Many of the options sound silly at first, but no more so than omnipresent status indicators in Gtalk, funny pictures exchanged via iMessage, punctuating texts with emoji, or dozens of other small innovations that were once novelties, but have become part of the social fabric.
>Designers can experiment with service models focused less on the screen and more on the steering wheel.
Each recipe might lead to a simple, incremental innovation, but Miljkovic believes approaching the Internet of Things with a utilitarian, rather than utopian, mindset is the best path forward. "In the 1980s we went a little nuts with the whole idea of home automation and the belief that machines were going to do all the tasks for you," he says. "I believe we'll see more modest things happen that remove a pain point."

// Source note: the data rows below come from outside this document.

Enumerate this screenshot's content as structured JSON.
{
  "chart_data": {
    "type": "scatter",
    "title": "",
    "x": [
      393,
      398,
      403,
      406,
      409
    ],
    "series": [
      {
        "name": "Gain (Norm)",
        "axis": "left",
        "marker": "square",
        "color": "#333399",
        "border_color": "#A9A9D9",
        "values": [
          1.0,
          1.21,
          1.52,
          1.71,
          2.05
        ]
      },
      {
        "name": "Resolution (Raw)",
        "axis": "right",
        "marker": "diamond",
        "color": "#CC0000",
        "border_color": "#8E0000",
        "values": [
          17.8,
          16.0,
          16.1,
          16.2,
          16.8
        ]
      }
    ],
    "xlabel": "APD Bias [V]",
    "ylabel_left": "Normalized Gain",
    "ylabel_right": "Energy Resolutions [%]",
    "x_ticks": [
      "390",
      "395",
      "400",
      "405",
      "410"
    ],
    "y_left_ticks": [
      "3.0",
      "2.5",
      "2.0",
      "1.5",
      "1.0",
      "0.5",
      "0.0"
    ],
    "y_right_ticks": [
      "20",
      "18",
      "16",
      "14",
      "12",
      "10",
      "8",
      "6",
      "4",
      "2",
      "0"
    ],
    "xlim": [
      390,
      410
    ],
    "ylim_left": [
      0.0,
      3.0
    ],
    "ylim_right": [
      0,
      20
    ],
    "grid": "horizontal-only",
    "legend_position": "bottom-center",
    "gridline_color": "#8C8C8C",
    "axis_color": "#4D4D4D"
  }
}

It's also easy to see how many of these recipes could lead to disaster—especially the brothel recipe—so Automatic requires the user to verify each recipe with their username, password, and phone number. "There is no way for people to track you—the potential for spying here is nonexistent," says Miljkovic, but this is overstating the case a bit. The information isn't publicly broadcast, but also not beyond the grasp of the NSA or being accidentally released through a technical slip or security hiccup by any of the parties involved. It's an unlikely scenario, but accepting this labor-saving functionality also means accepting a higher level of risk regarding privacy in return.
More important than any specific benefit or drawback arising from the combination of Automatic and IFTTT is the opportunity for designers to shift their thinking and begin experimenting with interfaces and service models that are focused less on the screen and more on the steering wheel. 98 million Americans commute to work by car. With an average daily commute of 50 minutes, this amounts to about two billion person hours and aside from drive-through Starbucks and satellite radio, this experience hasn't enjoyed much technical innovation since the time of the Model-T.
The partnership between IFTTT and Automatic gives designers a toolkit to start bashing together concepts, and potentially, serve as a spark for the birth of new classes of design. "I'm interested in is what people do organically," says Miljkovic. "I'm really excited to see what people do on their own and the insights it will give into the areas to design for explicitly."